Reprinted from the October 5th, 2008 edition of the Daily Local News of West Chester, PA. Story by Daily Local News Staff Writer Gretchen Metz.

Employment lawyer Michael J. Fortunato recently won a $1.8 million award, plus attorneys’ fees, for his plaintiff client, a Coatesville man, and a month earlier secured a defense verdict for a separate corporate defendant.

These two unrelated jury trials were among the first of their kind, both prosecuting and defending Sarbanes-Oxley whistleblower cases.

Fortunato, chairman of the employment law group of Rubin, Fortunato & Harbison headquartered in Paoli, said the law firm is predominately a defense firm, defending companies against whistleblowers.

On occasion, the firm does represent the whistleblowers.

“Our job as lawyers is not on one side or the other, instead it is to pursue justice,” the 43-year-old lawyer from Bethel, Delaware County, said Friday.

The most recent victory came in mid-September, in Feliciano v. Parexel International when a jury in the U.S. District Court’s Eastern District of Pennsylvania awarded $1.8 million in punitive damages for wrongful termination, plus nearly $100,000 in compensatory damages, plus attorneys’ fees, to Fortunato’s client.

The client, Oswaldo Feliciano of Coatesville, was a computer systems engineer who was fired after reporting fraud at his company.

In the six-day trial, Fortunato argued to the jury that Feliciano was wrongfully terminated in violation of the whistleblower protections of Sarbanes-Oxley.

The jury agreed.

U.S. District Court Judge J. Curtis Joyner, formerly a judge in the Chester County Court of Common Pleas, presided over the case.

Less than two months earlier, in Blagrave v. Nutrition Management Services Co., again in the Eastern District of Pennsylvania, Fortunato defended Nutrition Management, an East Pikeland food service company, against a whistleblower claim filed by Richard Blagrave, a former executive.

At that trial, which lasted five days, Fortunato presented evidence that the company had acted properly and that Blagrave had wrongly claimed to be a whistleblower.

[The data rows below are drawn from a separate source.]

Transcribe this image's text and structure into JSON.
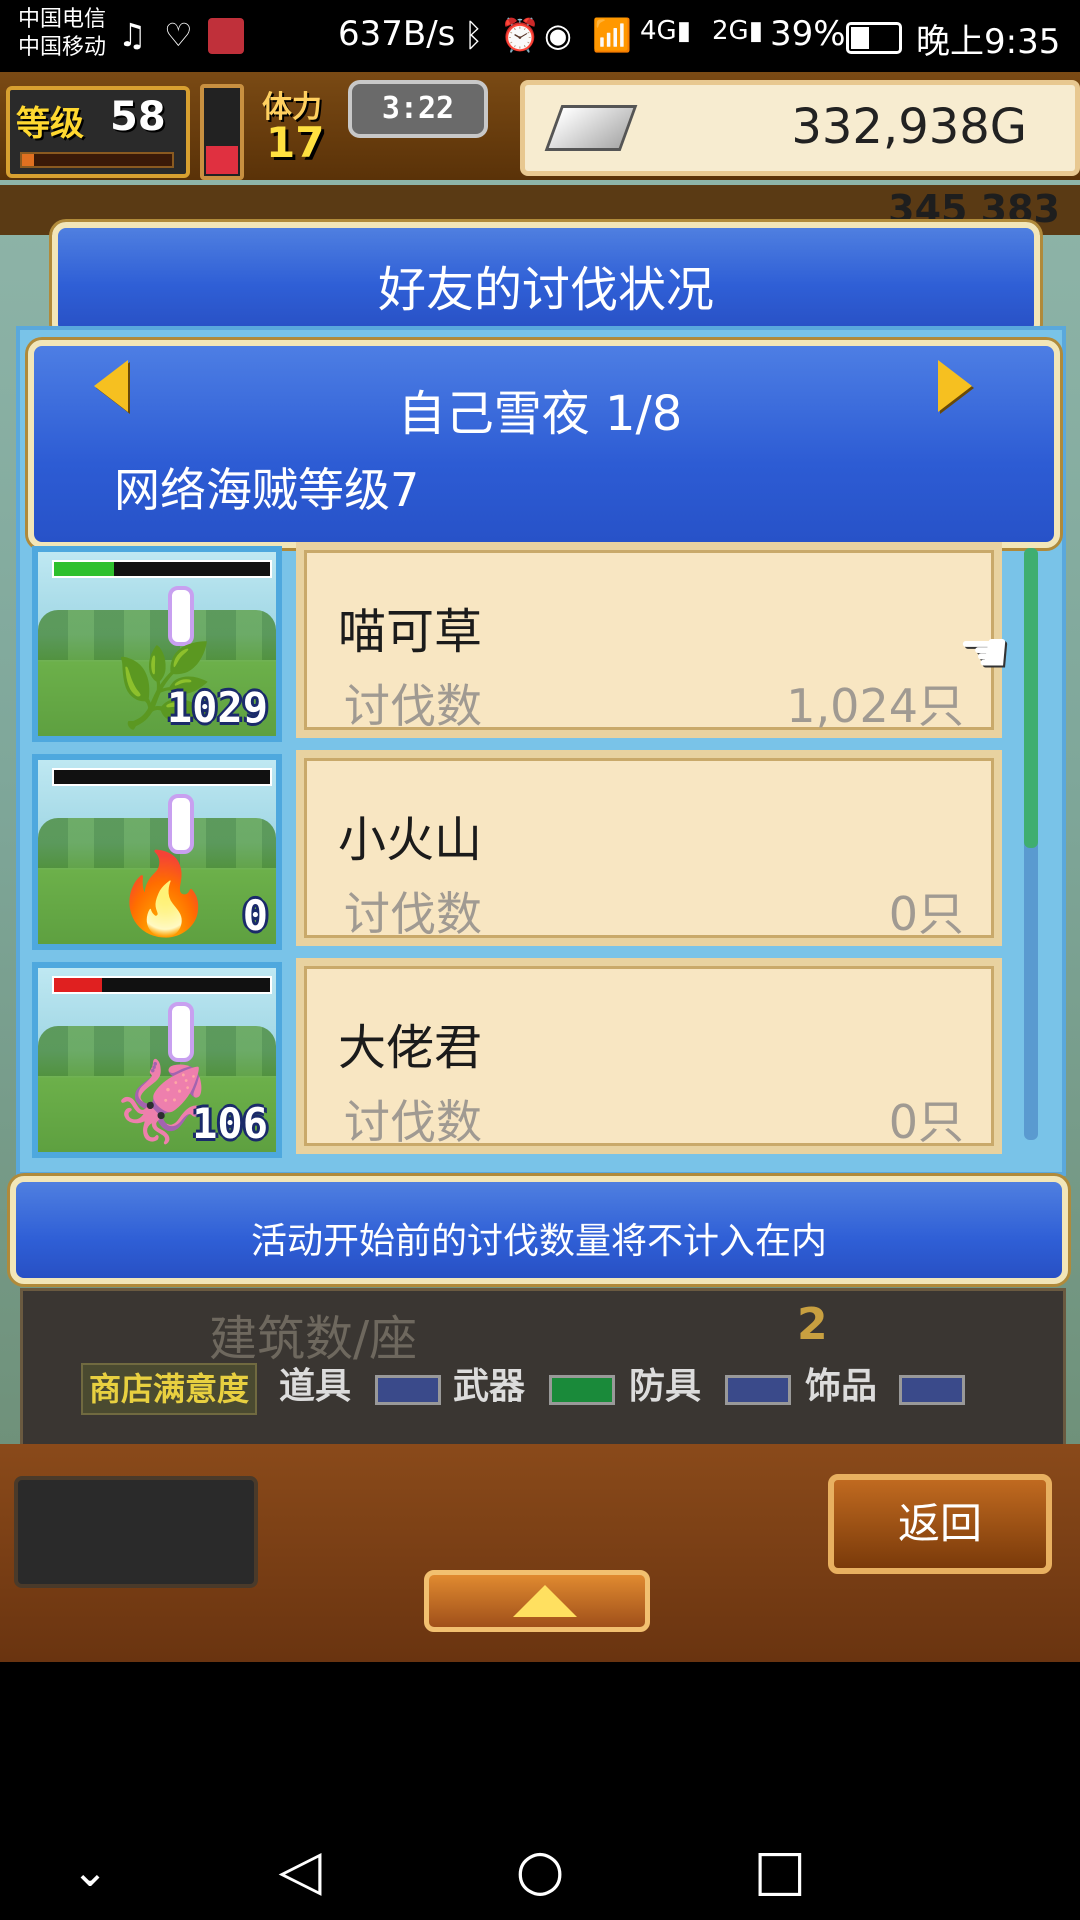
{
  "status_bar": {
    "carrier1": "中国电信",
    "carrier2": "中国移动",
    "net_speed": "637B/s",
    "battery_percent": "39%",
    "time": "晚上9:35"
  },
  "top_bar": {
    "level_label": "等级",
    "level": "58",
    "stamina_label": "体力",
    "stamina": "17",
    "timer": "3:22",
    "gold": "332,938G"
  },
  "background_counts": "345  383",
  "dialog": {
    "title": "好友的讨伐状况",
    "friend_name": "自己雪夜 1/8",
    "rank": "网络海贼等级7",
    "rows": [
      {
        "name": "喵可草",
        "label": "讨伐数",
        "value": "1,024只",
        "thumb_count": "1029",
        "hp_color": "#2ec02e",
        "hp_fraction": 0.28,
        "monster": "🌿"
      },
      {
        "name": "小火山",
        "label": "讨伐数",
        "value": "0只",
        "thumb_count": "0",
        "hp_color": "#2ec02e",
        "hp_fraction": 0.0,
        "monster": "🔥"
      },
      {
        "name": "大佬君",
        "label": "讨伐数",
        "value": "0只",
        "thumb_count": "106",
        "hp_color": "#e02020",
        "hp_fraction": 0.22,
        "monster": "🦑"
      }
    ],
    "notice": "活动开始前的讨伐数量将不计入在内"
  },
  "stats": {
    "building_label": "建筑数/座",
    "building_value": "2",
    "satisfaction_label": "商店满意度",
    "categories": [
      {
        "label": "道具",
        "gauge_color": "#3a4a8a"
      },
      {
        "label": "武器",
        "gauge_color": "#1a8a3a"
      },
      {
        "label": "防具",
        "gauge_color": "#3a4a8a"
      },
      {
        "label": "饰品",
        "gauge_color": "#3a4a8a"
      }
    ]
  },
  "buttons": {
    "back": "返回"
  }
}
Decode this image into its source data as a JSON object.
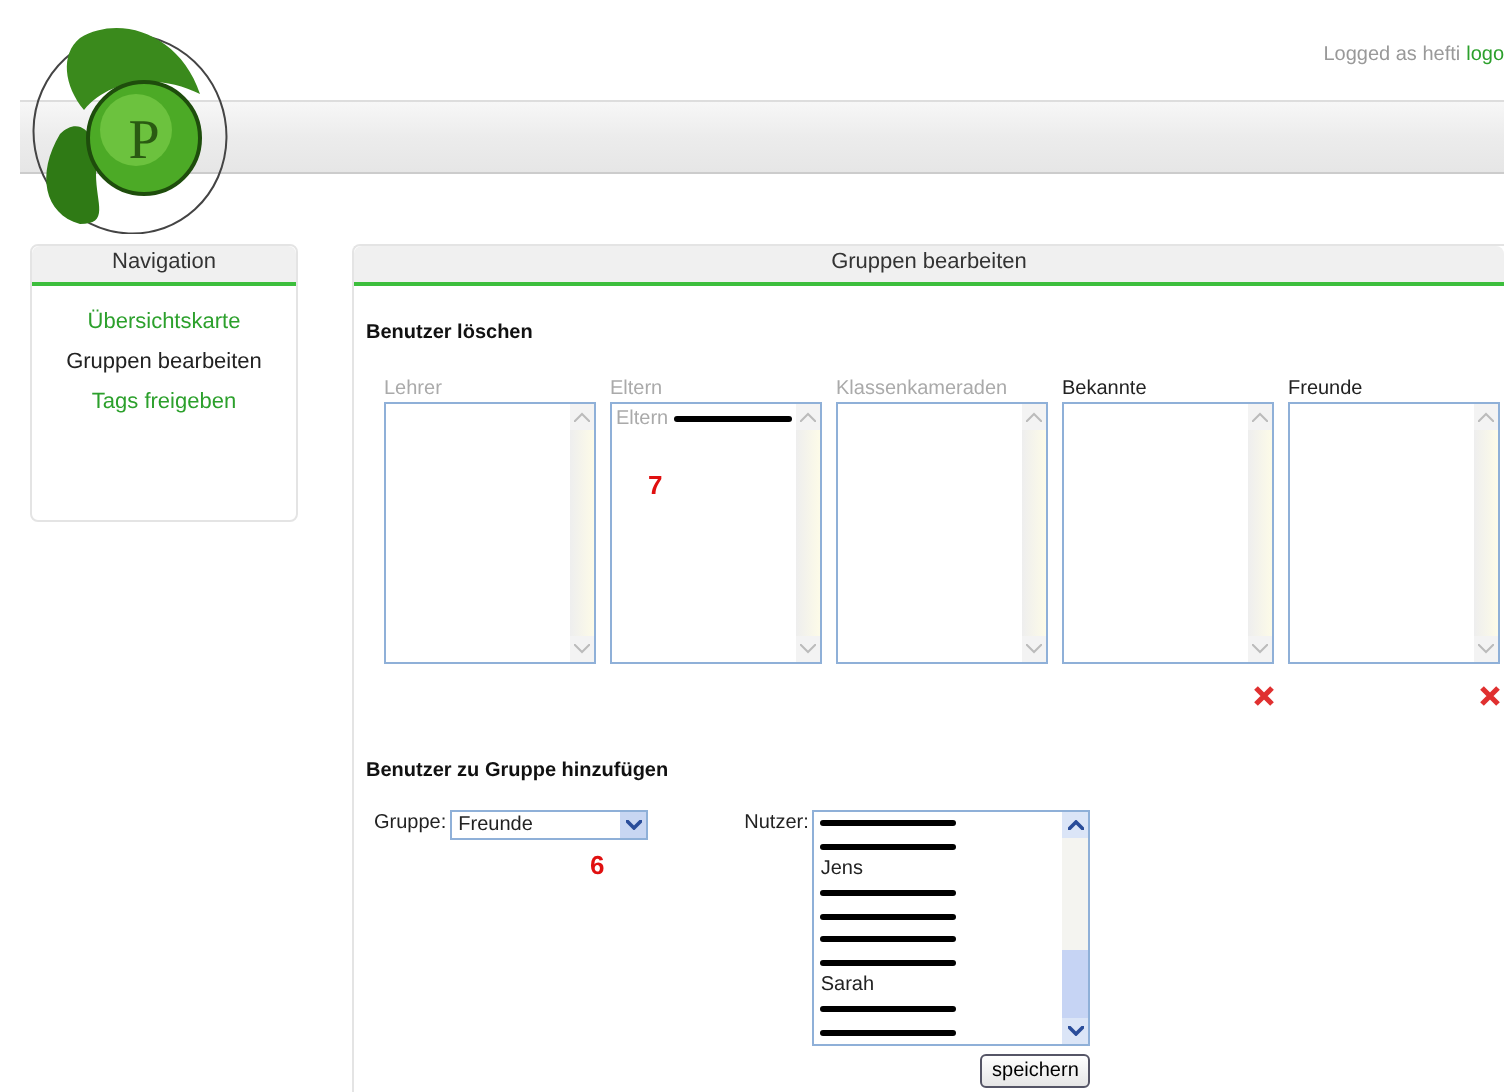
{
  "logo": {
    "letter": "P"
  },
  "login": {
    "text": "Logged as hefti",
    "link": "logo"
  },
  "navigation": {
    "title": "Navigation",
    "items": [
      {
        "label": "Übersichtskarte",
        "selected": false
      },
      {
        "label": "Gruppen bearbeiten",
        "selected": true
      },
      {
        "label": "Tags freigeben",
        "selected": false
      }
    ]
  },
  "main": {
    "title": "Gruppen bearbeiten",
    "delete_section": {
      "heading": "Benutzer löschen",
      "groups": [
        {
          "label": "Lehrer",
          "disabled": true,
          "deletable": false
        },
        {
          "label": "Eltern",
          "disabled": true,
          "deletable": false,
          "members": [
            {
              "text": "Eltern",
              "redacted": true
            }
          ]
        },
        {
          "label": "Klassenkameraden",
          "disabled": true,
          "deletable": false
        },
        {
          "label": "Bekannte",
          "disabled": false,
          "deletable": true
        },
        {
          "label": "Freunde",
          "disabled": false,
          "deletable": true
        }
      ]
    },
    "add_section": {
      "heading": "Benutzer zu Gruppe hinzufügen",
      "group_label": "Gruppe:",
      "group_value": "Freunde",
      "users_label": "Nutzer:",
      "users": [
        {
          "kind": "redacted"
        },
        {
          "kind": "redacted"
        },
        {
          "kind": "name",
          "text": "Jens"
        },
        {
          "kind": "redacted"
        },
        {
          "kind": "redacted"
        },
        {
          "kind": "redacted"
        },
        {
          "kind": "redacted"
        },
        {
          "kind": "name",
          "text": "Sarah"
        },
        {
          "kind": "redacted"
        },
        {
          "kind": "redacted"
        }
      ],
      "save_button": "speichern"
    },
    "annotations": [
      {
        "text": "7"
      },
      {
        "text": "6"
      }
    ]
  }
}
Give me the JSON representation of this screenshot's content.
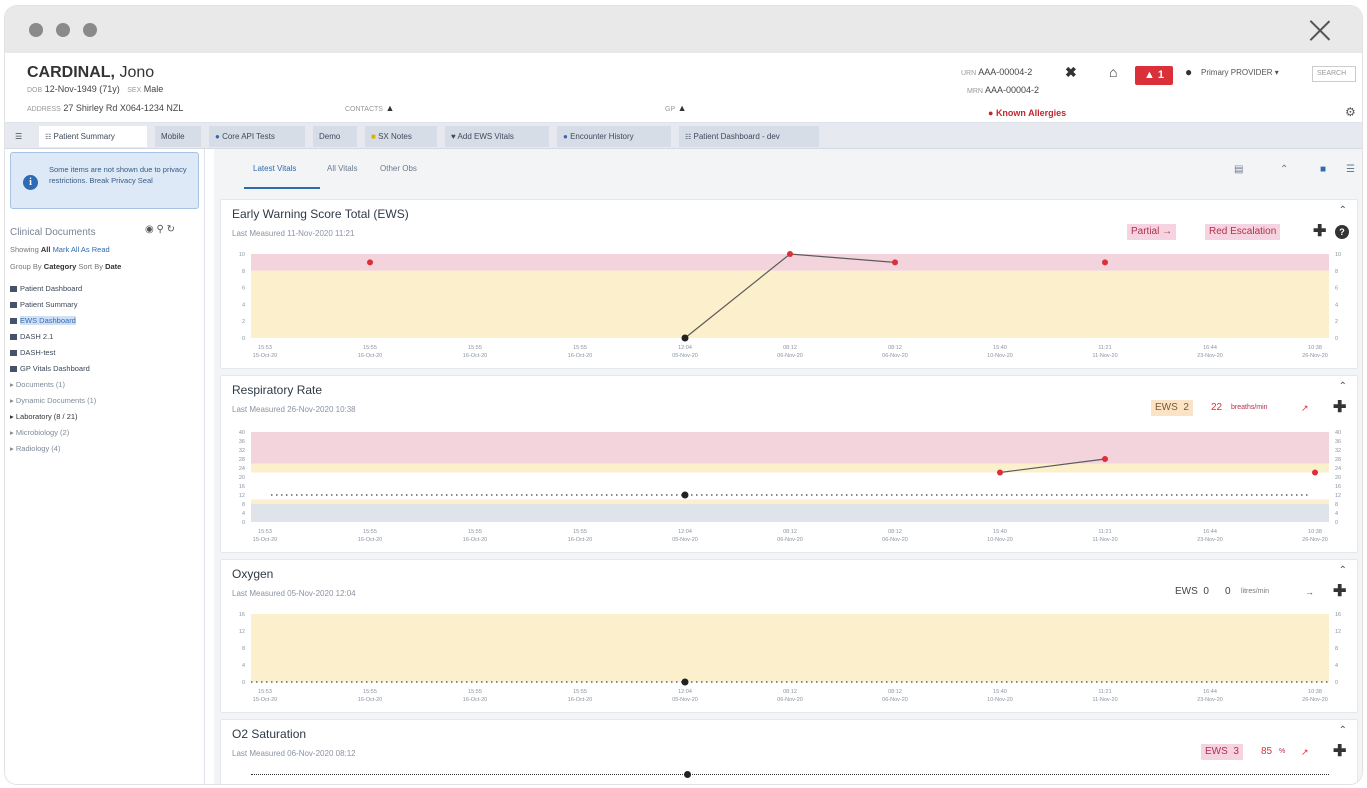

The jury agreed, rendering a verdict for the defense.

U.S. District Court Chief Judge Harvey Bartle III presided over the case.

Sarbanes-Oxley, enacted in 2002 in the wake of scandals at Enron, WorldCom and other companies, sets standards for internal controls and responsibility, and includes a provision that protects whistleblowers from retaliation.

Cases such as these don’t get done overnight.

It took three years from the time the lawsuit was filed for the Nutrition Management case to come to trial and four years for the Feliciano case to come to trial, Fortunato said.

The law firm was founded in 1979 by Gregory Rubin.

Fortunato was the fifth lawyer in the practice when he joined the firm in 1993. Today, the firm has 35 lawyers, all in employment law but split into three practice groups.

There is Fortunato’s employment litigation group that defends employers against claims of age, race or sex discrimination; the trade secret group represents employers who need protection from employees or steal trade secrets or customers and the group that represents companies that hire workers from the competition.

On the defense side, the firm has represented clients in all 50 states, Fortunato said. On the plaintiff side, its clients come from the Greater Philadelphia area.

Fortunato calls the firm the “best kept secret in Chester County.” Judges in Chester County may not recognize the name, but judges in Dallas probably will, he said.

“Our practice is at the top of our profession,” Fortunato said. “It is a group of talented people who know the law and are terrific lawyers.”

Fortunato believes the growth of the firm stems not only from the growth of business in the region, but because of the personal nature of the practice.

Outside domestic law, which deals with such personal issues as divorce and child custody, employment law is a close second. On one side, Fortunato explains, companies seek counsel on human capital and confidential information, on the other, employees need protection. When it comes to someone’s job, the matter is “very personal,” Fortunato said.

Fortunato received his undergraduate and law degrees from The Catholic University of America in Washington, D.C. He came to the firm from Morgan, Lewis & Bockius in Philadelphia.

He has no regrets about leaving Center City.

“Fifteen years here has afforded me the opportunity to practice with some really great lawyers with great commitment in a beautiful setting,” Fortunato said. “It’s big city law and I park my car under a tree.”